A recent, large scale study has shown that running is actually linked to lower arthritis rates than walking. This study, performed by Paul Williams, Ph.D., analyzed 74,752 runners along with 14,625 walkers and was published in the journal Medicine & Science In Sports & Exercise. The results surprised even those analyzing the data. First, it showed that runners had approximately half the risk of osteoarthritis and hip replacement as walkers. This goes completely against the theory that running is ‘bad for your knees and hips”. As far as scientific studies go, a 50% differential when comparing two groups is MASSIVE and very significant.

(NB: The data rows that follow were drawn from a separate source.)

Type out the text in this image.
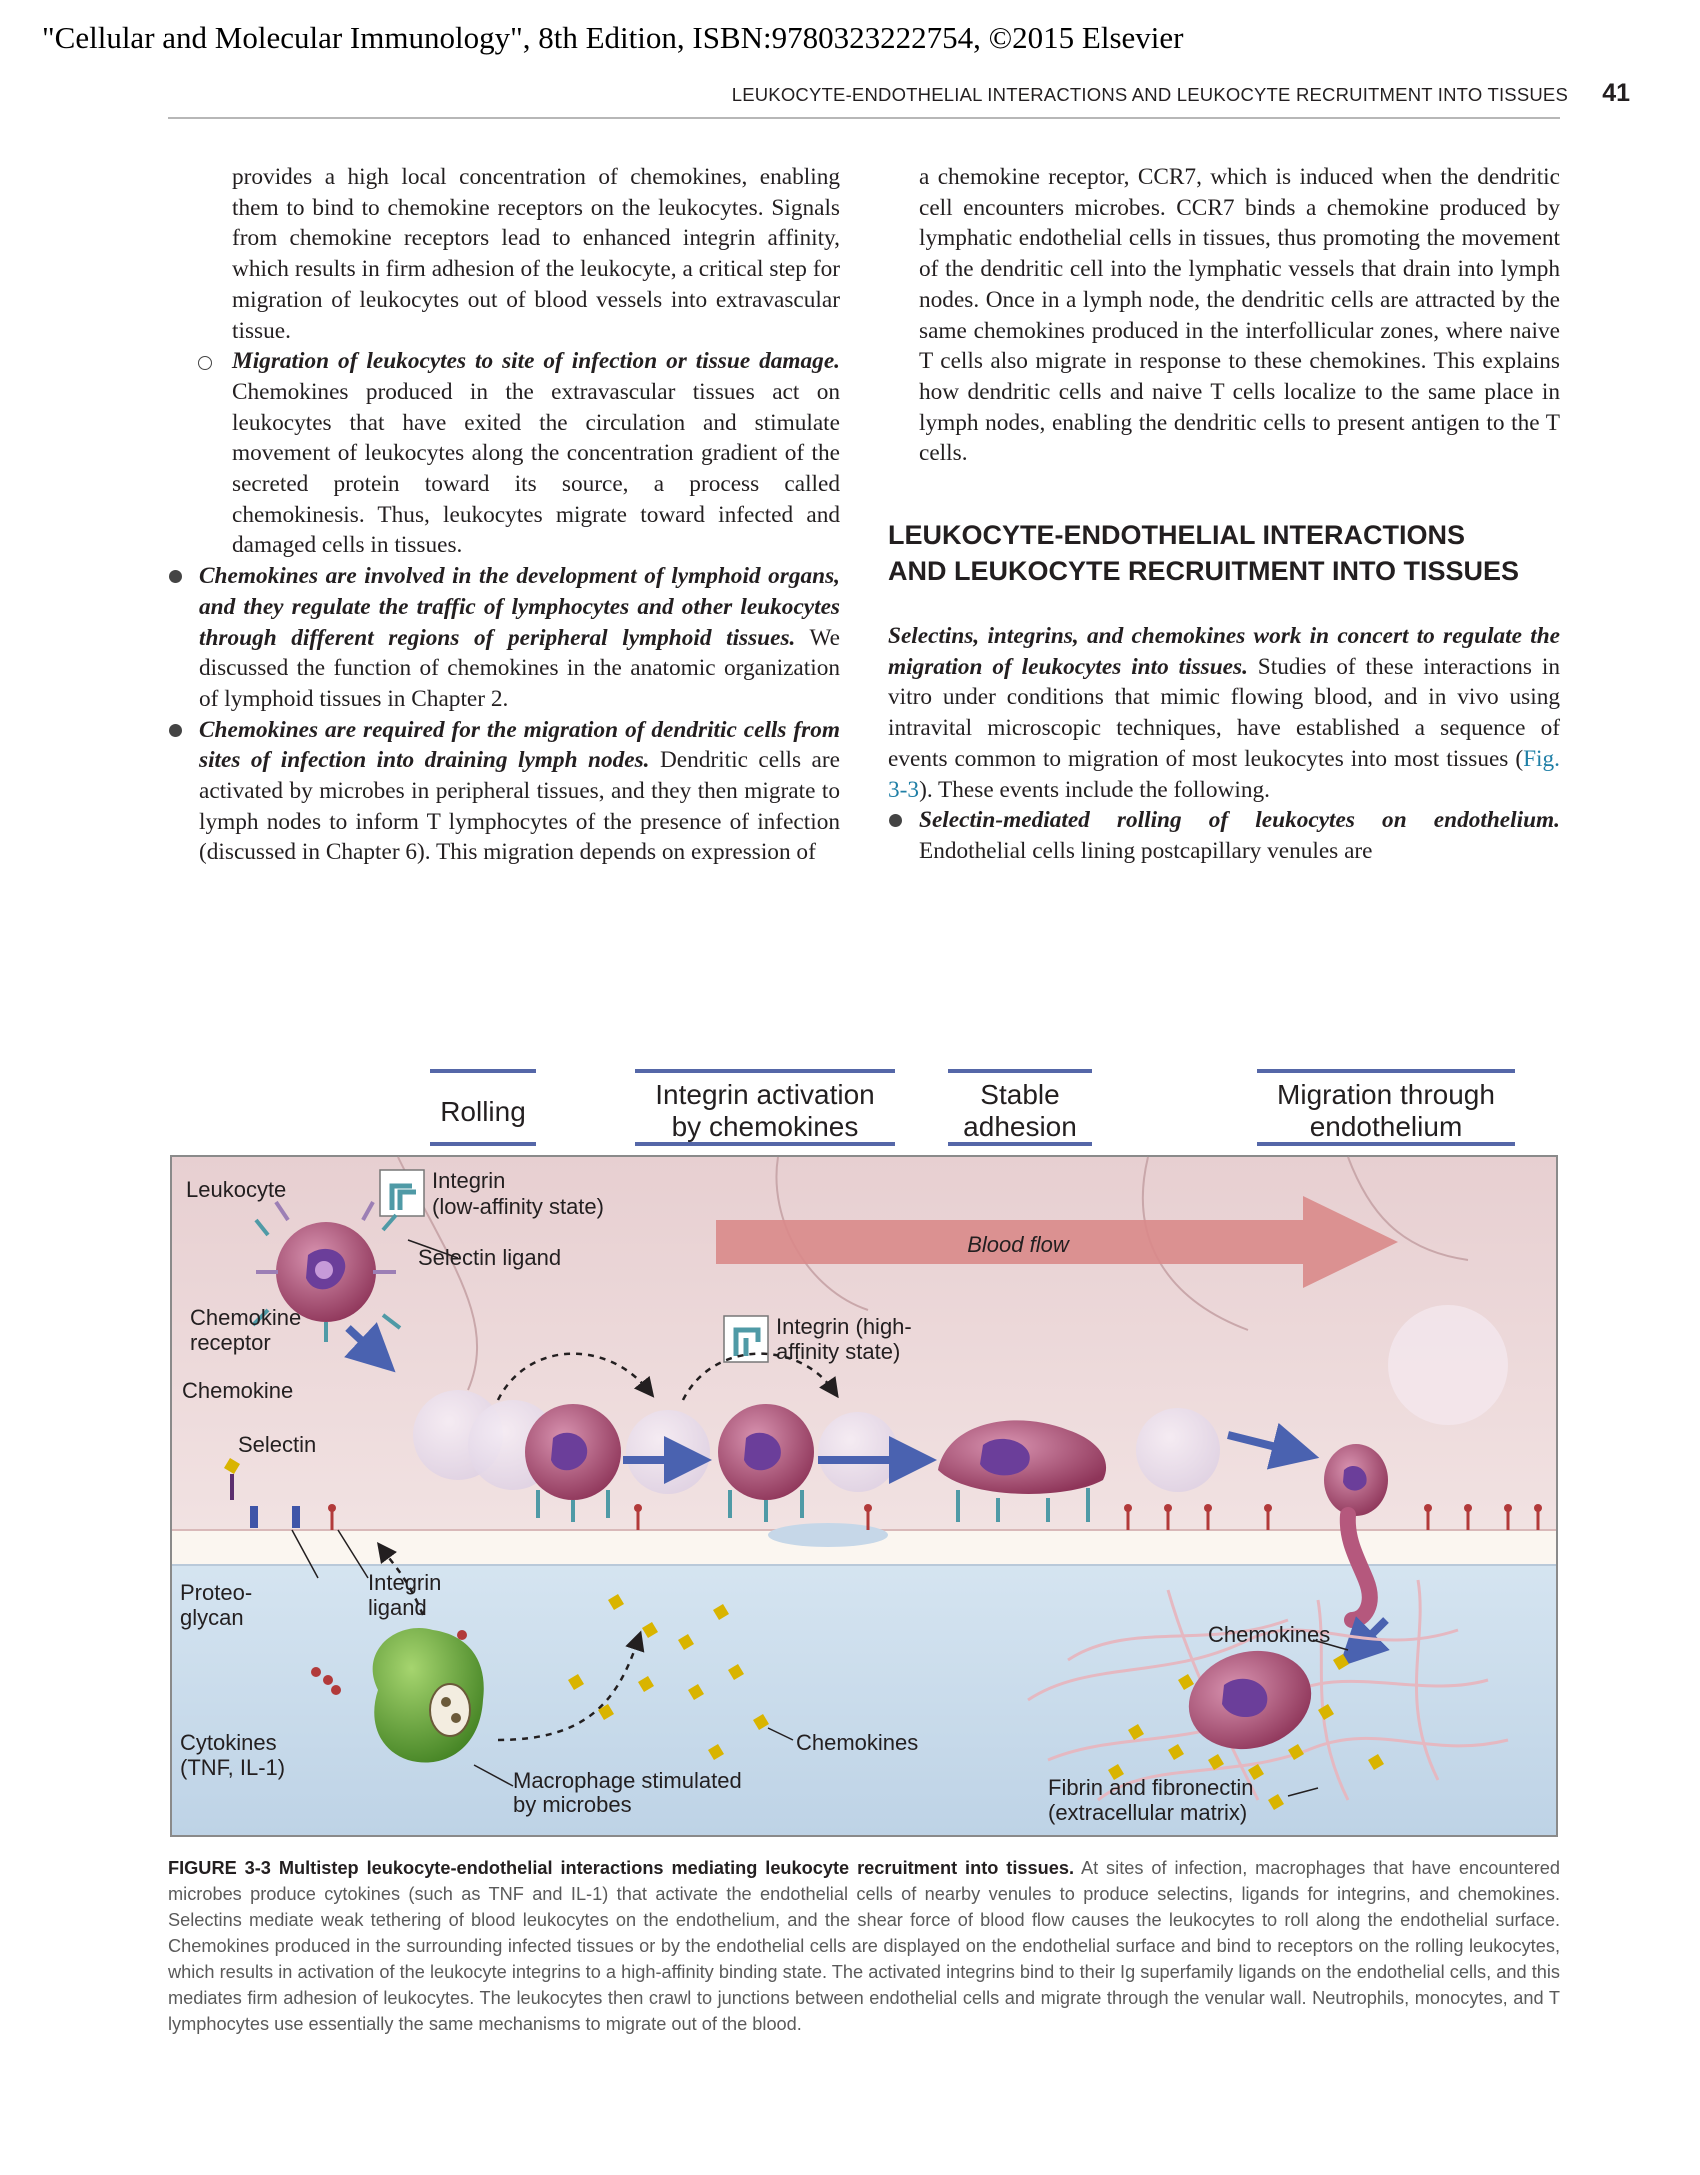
"Cellular and Molecular Immunology", 8th Edition, ISBN:9780323222754, ©2015 Elsevier
LEUKOCYTE-ENDOTHELIAL INTERACTIONS AND LEUKOCYTE RECRUITMENT INTO TISSUES 41

provides a high local concentration of chemokines, enabling them to bind to chemokine receptors on the leukocytes. Signals from chemokine receptors lead to enhanced integrin affinity, which results in firm adhesion of the leukocyte, a critical step for migration of leukocytes out of blood vessels into extravascular tissue.

Migration of leukocytes to site of infection or tissue damage. Chemokines produced in the extravascular tissues act on leukocytes that have exited the circulation and stimulate movement of leukocytes along the concentration gradient of the secreted protein toward its source, a process called chemokinesis. Thus, leukocytes migrate toward infected and damaged cells in tissues.

Chemokines are involved in the development of lymphoid organs, and they regulate the traffic of lymphocytes and other leukocytes through different regions of peripheral lymphoid tissues. We discussed the function of chemokines in the anatomic organization of lymphoid tissues in Chapter 2.

Chemokines are required for the migration of dendritic cells from sites of infection into draining lymph nodes. Dendritic cells are activated by microbes in peripheral tissues, and they then migrate to lymph nodes to inform T lymphocytes of the presence of infection (discussed in Chapter 6). This migration depends on expression of

a chemokine receptor, CCR7, which is induced when the dendritic cell encounters microbes. CCR7 binds a chemokine produced by lymphatic endothelial cells in tissues, thus promoting the movement of the dendritic cell into the lymphatic vessels that drain into lymph nodes. Once in a lymph node, the dendritic cells are attracted by the same chemokines produced in the interfollicular zones, where naive T cells also migrate in response to these chemokines. This explains how dendritic cells and naive T cells localize to the same place in lymph nodes, enabling the dendritic cells to present antigen to the T cells.

LEUKOCYTE-ENDOTHELIAL INTERACTIONS
AND LEUKOCYTE RECRUITMENT INTO TISSUES

Selectins, integrins, and chemokines work in concert to regulate the migration of leukocytes into tissues. Studies of these interactions in vitro under conditions that mimic flowing blood, and in vivo using intravital microscopic techniques, have established a sequence of events common to migration of most leukocytes into most tissues (Fig. 3-3). These events include the following.

Selectin-mediated rolling of leukocytes on endothelium. Endothelial cells lining postcapillary venules are

Rolling
Integrin activation
by chemokines
Stable
adhesion
Migration through
endothelium
Blood flow
Integrin
(low-affinity state)
Leukocyte
Selectin ligand
Chemokine
receptor
Chemokine
Selectin
Integrin (high-
affinity state)
Proteo-
glycan
Integrin
ligand
Cytokines
(TNF, IL-1)
Macrophage stimulated
by microbes
Chemokines
Chemokines
Fibrin and fibronectin
(extracellular matrix)
FIGURE 3-3 Multistep leukocyte-endothelial interactions mediating leukocyte recruitment into tissues. At sites of infection, macrophages that have encountered microbes produce cytokines (such as TNF and IL-1) that activate the endothelial cells of nearby venules to produce selectins, ligands for integrins, and chemokines. Selectins mediate weak tethering of blood leukocytes on the endothelium, and the shear force of blood flow causes the leukocytes to roll along the endothelial surface. Chemokines produced in the surrounding infected tissues or by the endothelial cells are displayed on the endothelial surface and bind to receptors on the rolling leukocytes, which results in activation of the leukocyte integrins to a high-affinity binding state. The activated integrins bind to their Ig superfamily ligands on the endothelial cells, and this mediates firm adhesion of leukocytes. The leukocytes then crawl to junctions between endothelial cells and migrate through the venular wall. Neutrophils, monocytes, and T lymphocytes use essentially the same mechanisms to migrate out of the blood.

The second major finding came when the author separated runners into categories based on average mileage per week. The groups were divided into 7, 7-14, 4-21, and 21+ miles per week. Again, contrary to common belief he found that those who did more than 7 miles per week had a 15-18% reduction in osteoarthritis and 35-50% reduction in hip replacements. If running itself was so bad for the knee and hip joints this finding would be completely reversed. It is impossible to know exactly what the reasons were for these shocking results. However, it can probably be assumed that those who consistently run are overall healthier individuals with an assumed lower BMI (Body Mass Index). Excess weight can be a large factor in the development of osteoarthritis as the joints are under too much stress. Running is a great way to burn calories, lose weight, and stay in good shape which would place less overall stress to the joints all day long. Running also puts force through the joints and in return causes the body to strengthen the bones and cartilage for such demands.
However, the benefits go beyond just reduction in weight and stronger bones. Running is one of the best cardiovascular exercises that you can perform. It makes the heart strong and allows the body to become accustomed to handling strenuous tasks. And as cardiovascular disease is the #1 killer in society today it seems wise to want a strong heart.
Running also helps to boost metabolism, increase the production of endorphins, and is a great way to relieve stress. In fact, the number of benefits to running are numerous. The main objection to running for many in the medical field was the assumed damage happening to your joints. However, with this study we can now see that those assumptions are just not valid. This is not to say that running is not strenuous to the body, but so is any exercise. In my opinion, the benefits far outweigh any potential negatives and the rationale to not run because ‘it is too hard on the body‘ is just silly. Now, we have some literature to back it up.
As a chiropractor, and one who analyzes people heavily on function, it is obvious to see that if joints are misaligned then stress to certain joints will be excessive. If the joints in your pelvis or low back are misaligned or not moving correctly then the hips and legs are forced to move abnormally to compensate. Over time, this dysfunction can definitely create osteoarthritis and speed up its development. It is exactly like the alignment on your car. If your cars alignment is off, the tires wear down much faster in certain spots. Your body does the same and develops osteoarthritis from excessive, asymmetrical wear. Keep the body functioning properly and it should be able to handle things such as running with no problem.